In 548 patients with a PD-L1 combined positive score of 1.0 or more, median progression-free survival was 10.4 months in the pembrolizumab group and 8.2 months in the placebo group (hazard ratio for disease progression or death, 0.62; 95% confidence interval [CI], 0.50 to 0.77; P<0.001). In 617 patients in the intention-to-treat population, progression-free survival was 10.4 months and 8.2 months, respectively (hazard ratio, 0.65; 95% CI, 0.53 to 0.79; P<0.001). In 317 patients with a PD-L1 combined positive score of 10 or more, progression-free survival was 10.4 months and 8.1 months, respectively (hazard ratio, 0.58; 95% CI, 0.44 to 0.77; P<0.001).
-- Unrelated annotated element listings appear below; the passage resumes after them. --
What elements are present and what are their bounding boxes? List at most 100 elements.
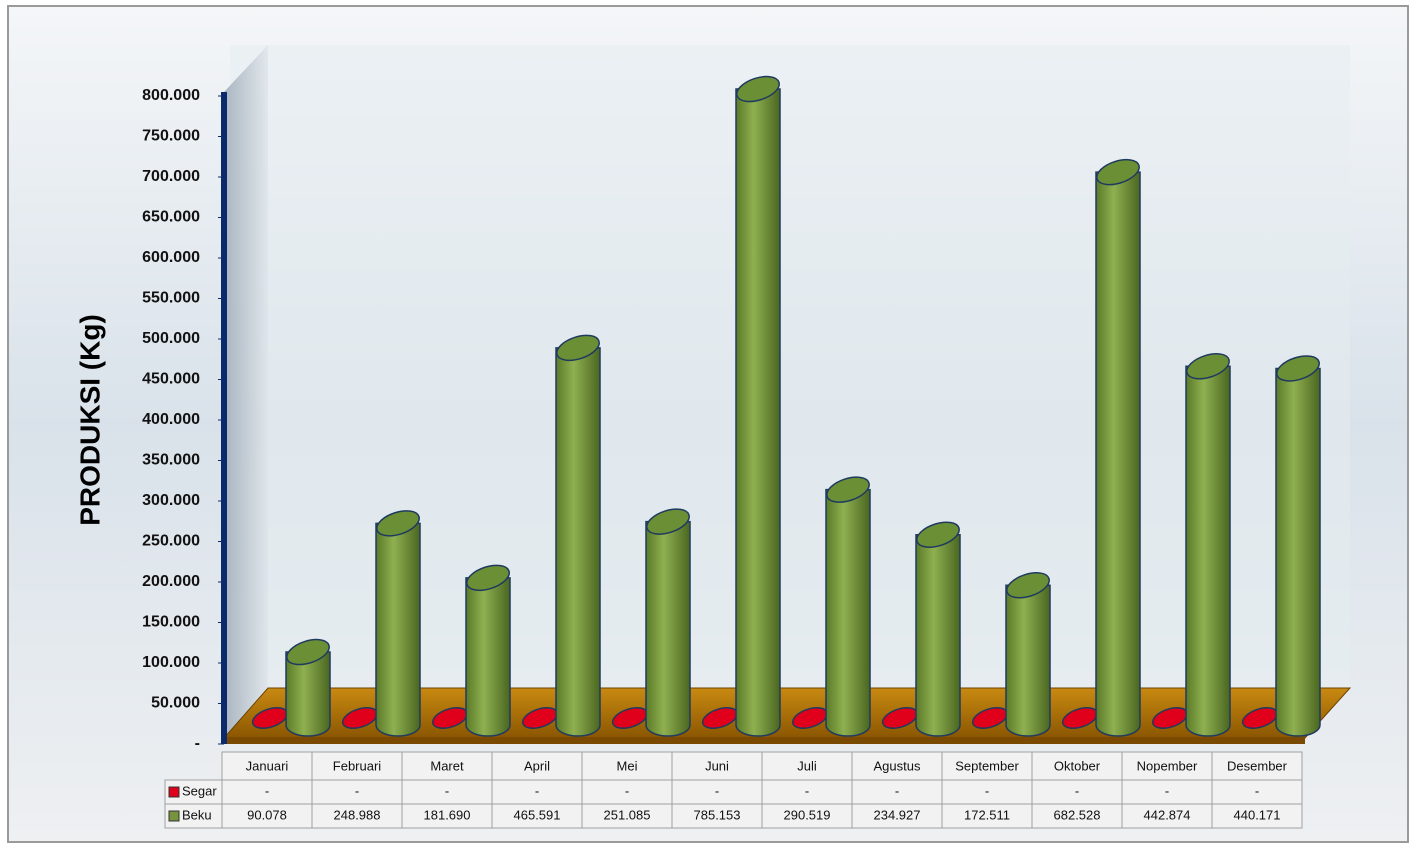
cylinder-body <box>1275 367 1321 737</box>
value-label: - <box>265 783 269 798</box>
y-tick-label: 300.000 <box>142 492 200 509</box>
y-tick-label: 800.000 <box>142 87 200 104</box>
value-label: - <box>625 783 629 798</box>
value-label: - <box>805 783 809 798</box>
value-label: 440.171 <box>1234 807 1281 822</box>
value-label: 465.591 <box>514 807 561 822</box>
value-label: 290.519 <box>784 807 831 822</box>
beku-bar <box>1095 158 1141 737</box>
table-cell <box>851 803 943 829</box>
beku-bar <box>1005 572 1051 737</box>
y-tick-label: 600.000 <box>142 249 200 266</box>
table-cell <box>851 751 943 781</box>
value-label: 172.511 <box>964 807 1010 822</box>
cylinder-top <box>556 334 600 362</box>
beku-bar <box>825 476 871 737</box>
cylinder-top <box>286 638 330 666</box>
y-tick-label: 400.000 <box>142 411 200 428</box>
value-label: 442.874 <box>1144 807 1191 822</box>
cylinder-top <box>1276 355 1320 382</box>
legend-label: Segar <box>182 783 217 798</box>
y-tick-label: 350.000 <box>142 452 200 469</box>
table-cell <box>581 779 673 805</box>
cylinder-body <box>375 522 421 737</box>
beku-bar <box>1185 353 1231 737</box>
y-tick-label: 750.000 <box>142 128 200 145</box>
beku-bar <box>735 75 781 737</box>
x-tick-label: April <box>524 758 550 773</box>
value-label: - <box>445 783 449 798</box>
cylinder-body <box>735 88 781 737</box>
y-tick-label: 150.000 <box>142 614 200 631</box>
beku-bar <box>375 510 421 737</box>
value-label: 90.078 <box>247 807 287 822</box>
table-cell <box>401 779 493 805</box>
table-cell <box>761 803 853 829</box>
table-cell <box>761 751 853 781</box>
value-label: 682.528 <box>1054 807 1101 822</box>
cylinder-top <box>646 508 690 535</box>
value-label: - <box>1255 783 1259 798</box>
cylinder-top <box>916 521 960 548</box>
floor-edge <box>224 738 1305 744</box>
y-tick-label: 250.000 <box>142 533 200 550</box>
cylinder-body <box>465 577 511 737</box>
cylinder-top <box>1006 572 1050 599</box>
legend-swatch <box>168 810 180 822</box>
table-cell <box>1121 803 1213 829</box>
x-tick-label: Mei <box>617 758 638 773</box>
value-label: - <box>355 783 359 798</box>
table-cell <box>311 779 403 805</box>
beku-bar <box>465 564 511 737</box>
cylinder-body <box>825 488 871 737</box>
beku-bar <box>645 508 691 737</box>
table-cell <box>221 803 313 829</box>
x-tick-label: Oktober <box>1054 758 1101 773</box>
x-tick-label: Juni <box>705 758 729 773</box>
y-tick-label: 50.000 <box>151 695 200 712</box>
beku-bar <box>555 334 601 737</box>
x-tick-label: Februari <box>333 758 382 773</box>
x-tick-label: September <box>955 758 1019 773</box>
y-tick-label: 100.000 <box>142 654 200 671</box>
table-cell <box>941 779 1033 805</box>
table-cell <box>491 779 583 805</box>
table-cell <box>1211 751 1303 781</box>
table-cell <box>671 803 763 829</box>
table-cell <box>1121 751 1213 781</box>
y-tick-label: 700.000 <box>142 168 200 185</box>
cylinder-body <box>645 520 691 737</box>
cylinder-top <box>1096 158 1140 186</box>
table-cell <box>221 751 313 781</box>
beku-bar <box>285 638 331 737</box>
table-cell <box>311 751 403 781</box>
value-label: - <box>895 783 899 798</box>
y-tick-label: - <box>195 735 200 752</box>
x-tick-label: Juli <box>797 758 817 773</box>
y-tick-label: 450.000 <box>142 371 200 388</box>
value-label: 248.988 <box>334 807 381 822</box>
value-label: - <box>985 783 989 798</box>
value-label: 181.690 <box>424 807 471 822</box>
value-label: - <box>715 783 719 798</box>
cylinder-top <box>1186 353 1230 380</box>
y-tick-label: 650.000 <box>142 209 200 226</box>
y-tick-label: 550.000 <box>142 290 200 307</box>
cylinder-top <box>376 510 420 537</box>
cylinder-body <box>1095 171 1141 737</box>
x-tick-label: Januari <box>246 758 289 773</box>
value-label: - <box>535 783 539 798</box>
table-cell <box>581 803 673 829</box>
beku-bar <box>915 521 961 737</box>
y-tick-label: 500.000 <box>142 330 200 347</box>
legend-label: Beku <box>182 807 212 822</box>
table-cell <box>491 751 583 781</box>
cylinder-body <box>285 651 331 737</box>
table-cell <box>1211 803 1303 829</box>
beku-bar <box>1275 355 1321 737</box>
side-wall <box>224 45 268 742</box>
value-label: - <box>1165 783 1169 798</box>
y-tick-label: 200.000 <box>142 573 200 590</box>
table-cell <box>221 779 313 805</box>
table-cell <box>941 803 1033 829</box>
Overall survival at 24 months was 53.0% in the pembrolizumab group and 41.7% in the placebo group (hazard ratio for death, 0.64; 95% CI, 0.50 to 0.81; P<0.001), 50.4% and 40.4% (hazard ratio, 0.67; 95% CI, 0.54 to 0.84; P<0.001), and 54.4% and 44.6% (hazard ratio, 0.61; 95% CI, 0.44 to 0.84; P = 0.001), respectively. The most common grade 3.0 to 5.0 adverse events were anaemia (30.3% in the pembrolizumab group and 26.9% in the placebo group) and neutropenia (12.4% and 9.7%, respectively).

CONCLUSIONS

Progression-free and overall survival were significantly longer with pembrolizumab than with placebo among patients with persistent, recurrent, or metastatic cervical cancer who were also receiving chemotherapy with or without bevacizumab.